Assuming something like this for your Cloudformation stack:
resource "aws_cloudformation_stack" "datomic" {
name = "datomic-stack"
...
}
Then a minimal example looks something like this:
data "aws_autoscaling_groups" "datomic" {
filter {
name = "key"
values = ["AWS::StackName"]
}
filter {
name = "value"
values = ["datomic-stack"]
}
}
resource "aws_lb_target_group" "datomic" {
name = "datomic-lb-tg"
port = 80
protocol = "HTTP"
vpc_id = "${var.vpc_id}"
}
resource "aws_lb" "datomic" {
name = "datomic-lb"
internal = false
security_groups = ["${var.security_group_id}"]
subnets = ["${var.subnet_id"]
}
resource "aws_autoscaling_attachment" "asg_attachment" {
autoscaling_group_name = "${data.aws_autoscaling_groups.datomic.names[0]}"
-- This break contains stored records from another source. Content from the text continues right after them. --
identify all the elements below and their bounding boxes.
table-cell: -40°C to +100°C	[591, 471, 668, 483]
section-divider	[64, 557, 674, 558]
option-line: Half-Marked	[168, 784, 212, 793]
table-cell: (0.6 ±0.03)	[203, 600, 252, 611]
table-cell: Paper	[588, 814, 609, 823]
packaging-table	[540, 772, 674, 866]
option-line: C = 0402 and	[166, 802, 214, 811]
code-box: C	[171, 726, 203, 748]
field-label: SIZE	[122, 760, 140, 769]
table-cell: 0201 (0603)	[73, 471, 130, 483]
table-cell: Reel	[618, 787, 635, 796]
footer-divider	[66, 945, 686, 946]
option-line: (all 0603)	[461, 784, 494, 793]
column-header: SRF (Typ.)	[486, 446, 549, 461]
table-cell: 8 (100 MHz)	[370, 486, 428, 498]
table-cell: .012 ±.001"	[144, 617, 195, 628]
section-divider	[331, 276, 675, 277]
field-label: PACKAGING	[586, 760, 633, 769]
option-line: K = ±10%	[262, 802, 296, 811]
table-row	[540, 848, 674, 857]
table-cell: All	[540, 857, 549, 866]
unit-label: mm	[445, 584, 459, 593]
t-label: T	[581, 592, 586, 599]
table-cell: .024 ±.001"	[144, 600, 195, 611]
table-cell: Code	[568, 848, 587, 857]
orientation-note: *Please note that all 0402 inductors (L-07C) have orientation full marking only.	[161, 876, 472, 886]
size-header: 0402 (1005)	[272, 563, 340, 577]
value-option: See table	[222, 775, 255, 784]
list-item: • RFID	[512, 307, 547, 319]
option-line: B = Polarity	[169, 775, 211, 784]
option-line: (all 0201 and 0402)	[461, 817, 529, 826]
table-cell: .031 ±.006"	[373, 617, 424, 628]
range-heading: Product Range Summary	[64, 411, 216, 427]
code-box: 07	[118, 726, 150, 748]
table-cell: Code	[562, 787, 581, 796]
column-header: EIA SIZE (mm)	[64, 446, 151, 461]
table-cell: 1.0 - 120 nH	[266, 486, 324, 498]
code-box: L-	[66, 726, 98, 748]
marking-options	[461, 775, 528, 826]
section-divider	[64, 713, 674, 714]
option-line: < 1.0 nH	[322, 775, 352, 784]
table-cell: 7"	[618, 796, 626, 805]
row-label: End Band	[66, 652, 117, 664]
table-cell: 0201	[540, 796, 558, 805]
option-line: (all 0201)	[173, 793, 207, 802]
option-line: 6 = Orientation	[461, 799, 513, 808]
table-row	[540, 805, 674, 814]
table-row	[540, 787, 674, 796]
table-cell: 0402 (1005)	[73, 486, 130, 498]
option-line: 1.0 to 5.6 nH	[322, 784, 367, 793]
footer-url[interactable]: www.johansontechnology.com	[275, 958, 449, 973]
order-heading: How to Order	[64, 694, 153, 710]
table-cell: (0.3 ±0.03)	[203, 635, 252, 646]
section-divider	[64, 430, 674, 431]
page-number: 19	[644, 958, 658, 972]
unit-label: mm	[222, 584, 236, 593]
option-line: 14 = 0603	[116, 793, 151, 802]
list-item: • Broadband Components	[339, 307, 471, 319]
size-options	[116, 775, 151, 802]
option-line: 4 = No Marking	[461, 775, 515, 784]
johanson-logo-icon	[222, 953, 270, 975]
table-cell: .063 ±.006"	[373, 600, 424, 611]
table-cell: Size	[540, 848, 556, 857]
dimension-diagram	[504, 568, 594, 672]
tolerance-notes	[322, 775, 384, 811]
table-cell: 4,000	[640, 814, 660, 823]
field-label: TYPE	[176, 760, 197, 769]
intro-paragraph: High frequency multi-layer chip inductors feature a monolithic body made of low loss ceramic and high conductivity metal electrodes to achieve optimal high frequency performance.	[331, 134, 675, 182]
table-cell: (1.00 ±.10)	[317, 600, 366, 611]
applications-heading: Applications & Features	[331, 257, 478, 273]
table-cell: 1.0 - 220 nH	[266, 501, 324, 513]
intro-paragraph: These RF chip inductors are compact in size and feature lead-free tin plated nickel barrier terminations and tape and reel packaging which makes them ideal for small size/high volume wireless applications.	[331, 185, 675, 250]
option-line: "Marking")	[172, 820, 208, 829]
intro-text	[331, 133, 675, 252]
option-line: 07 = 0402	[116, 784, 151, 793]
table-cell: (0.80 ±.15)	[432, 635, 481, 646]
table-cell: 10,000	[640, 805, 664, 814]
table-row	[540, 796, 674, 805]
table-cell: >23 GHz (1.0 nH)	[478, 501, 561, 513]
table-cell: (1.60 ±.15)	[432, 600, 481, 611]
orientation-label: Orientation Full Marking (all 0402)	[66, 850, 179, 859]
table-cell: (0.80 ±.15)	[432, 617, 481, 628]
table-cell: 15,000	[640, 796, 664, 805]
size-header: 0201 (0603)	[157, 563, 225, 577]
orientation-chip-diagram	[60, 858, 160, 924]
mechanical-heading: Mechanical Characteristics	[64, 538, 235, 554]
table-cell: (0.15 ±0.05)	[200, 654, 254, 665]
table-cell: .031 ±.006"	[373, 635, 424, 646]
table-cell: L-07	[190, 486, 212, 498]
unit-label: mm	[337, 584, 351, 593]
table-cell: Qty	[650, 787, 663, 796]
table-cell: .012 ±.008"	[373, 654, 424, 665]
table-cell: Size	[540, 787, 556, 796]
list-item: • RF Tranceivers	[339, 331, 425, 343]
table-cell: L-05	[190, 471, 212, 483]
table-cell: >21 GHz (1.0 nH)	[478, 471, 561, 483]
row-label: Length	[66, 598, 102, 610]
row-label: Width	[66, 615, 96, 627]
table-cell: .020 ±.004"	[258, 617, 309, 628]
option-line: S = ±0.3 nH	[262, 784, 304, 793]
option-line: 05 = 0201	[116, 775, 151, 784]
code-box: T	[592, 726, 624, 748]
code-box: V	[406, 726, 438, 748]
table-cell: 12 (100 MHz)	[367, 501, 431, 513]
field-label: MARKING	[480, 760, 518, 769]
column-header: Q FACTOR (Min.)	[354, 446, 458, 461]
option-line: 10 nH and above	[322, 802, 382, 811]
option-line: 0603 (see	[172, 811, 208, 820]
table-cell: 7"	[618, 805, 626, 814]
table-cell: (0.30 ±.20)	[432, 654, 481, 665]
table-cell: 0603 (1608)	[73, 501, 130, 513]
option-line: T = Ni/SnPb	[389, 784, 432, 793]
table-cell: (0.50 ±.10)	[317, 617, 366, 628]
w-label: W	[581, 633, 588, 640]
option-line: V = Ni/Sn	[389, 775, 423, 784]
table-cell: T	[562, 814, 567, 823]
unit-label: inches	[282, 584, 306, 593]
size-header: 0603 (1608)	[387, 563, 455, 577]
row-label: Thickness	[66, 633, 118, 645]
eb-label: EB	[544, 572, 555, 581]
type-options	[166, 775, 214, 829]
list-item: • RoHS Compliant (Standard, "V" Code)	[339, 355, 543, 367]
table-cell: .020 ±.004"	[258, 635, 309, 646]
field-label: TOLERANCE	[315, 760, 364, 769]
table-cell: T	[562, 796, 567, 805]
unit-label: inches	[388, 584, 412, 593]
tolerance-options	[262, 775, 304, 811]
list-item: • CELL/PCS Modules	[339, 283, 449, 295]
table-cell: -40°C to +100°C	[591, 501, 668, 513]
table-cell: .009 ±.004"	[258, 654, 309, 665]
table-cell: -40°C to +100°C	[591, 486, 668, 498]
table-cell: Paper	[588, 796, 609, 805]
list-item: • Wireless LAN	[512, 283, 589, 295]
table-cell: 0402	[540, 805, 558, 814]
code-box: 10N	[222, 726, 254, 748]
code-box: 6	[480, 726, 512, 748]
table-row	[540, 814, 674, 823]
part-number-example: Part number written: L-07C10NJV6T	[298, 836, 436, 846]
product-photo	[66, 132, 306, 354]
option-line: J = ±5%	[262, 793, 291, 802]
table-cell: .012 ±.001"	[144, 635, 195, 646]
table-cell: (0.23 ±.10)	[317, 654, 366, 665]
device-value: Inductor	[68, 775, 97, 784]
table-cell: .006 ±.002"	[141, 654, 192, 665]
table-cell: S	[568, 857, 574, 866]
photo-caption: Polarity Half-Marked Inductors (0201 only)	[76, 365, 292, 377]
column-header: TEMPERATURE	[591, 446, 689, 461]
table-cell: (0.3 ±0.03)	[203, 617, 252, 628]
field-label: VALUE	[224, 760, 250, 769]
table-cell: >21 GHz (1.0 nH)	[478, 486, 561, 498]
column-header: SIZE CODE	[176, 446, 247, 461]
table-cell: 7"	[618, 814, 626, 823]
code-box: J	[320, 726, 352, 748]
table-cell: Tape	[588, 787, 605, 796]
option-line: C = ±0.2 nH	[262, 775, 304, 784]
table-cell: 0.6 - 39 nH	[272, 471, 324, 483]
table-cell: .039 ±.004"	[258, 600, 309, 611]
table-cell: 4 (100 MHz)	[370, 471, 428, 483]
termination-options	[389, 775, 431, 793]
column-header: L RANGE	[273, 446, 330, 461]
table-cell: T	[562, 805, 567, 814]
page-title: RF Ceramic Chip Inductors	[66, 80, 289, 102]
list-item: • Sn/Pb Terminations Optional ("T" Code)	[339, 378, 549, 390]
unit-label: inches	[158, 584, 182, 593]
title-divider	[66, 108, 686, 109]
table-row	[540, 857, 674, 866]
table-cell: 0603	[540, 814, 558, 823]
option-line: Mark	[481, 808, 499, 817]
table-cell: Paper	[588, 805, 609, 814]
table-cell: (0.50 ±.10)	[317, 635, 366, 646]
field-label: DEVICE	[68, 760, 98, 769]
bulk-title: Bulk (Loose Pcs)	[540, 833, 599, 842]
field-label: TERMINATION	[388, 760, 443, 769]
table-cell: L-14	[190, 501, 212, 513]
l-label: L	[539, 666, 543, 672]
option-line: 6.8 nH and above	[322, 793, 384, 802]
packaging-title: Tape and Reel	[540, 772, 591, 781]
alb_target_group_arn = "${aws_alb_target_group.datomic.arn}"
}
resource "aws_lb_listener" "datomic" {
load_balancer_arn = "${aws_lb.datomic.arn}"
port = "80"
protocol = "HTTP"
default_action {
target_group_arn = "${aws_lb_target_group.datomic.arn}"
type = "forward"
}
}
The above config will find the autoscaling group created by the Cloudformation template and then attach it to an application load balancer that listens for HTTP traffic and forwards HTTP traffic to the Datomic instances.
It's trivial from here to add a Route53 record to the load balancer but because your instances are in an autoscaling group you can't easily add Route53 records for these instances (and probably shouldn't need to).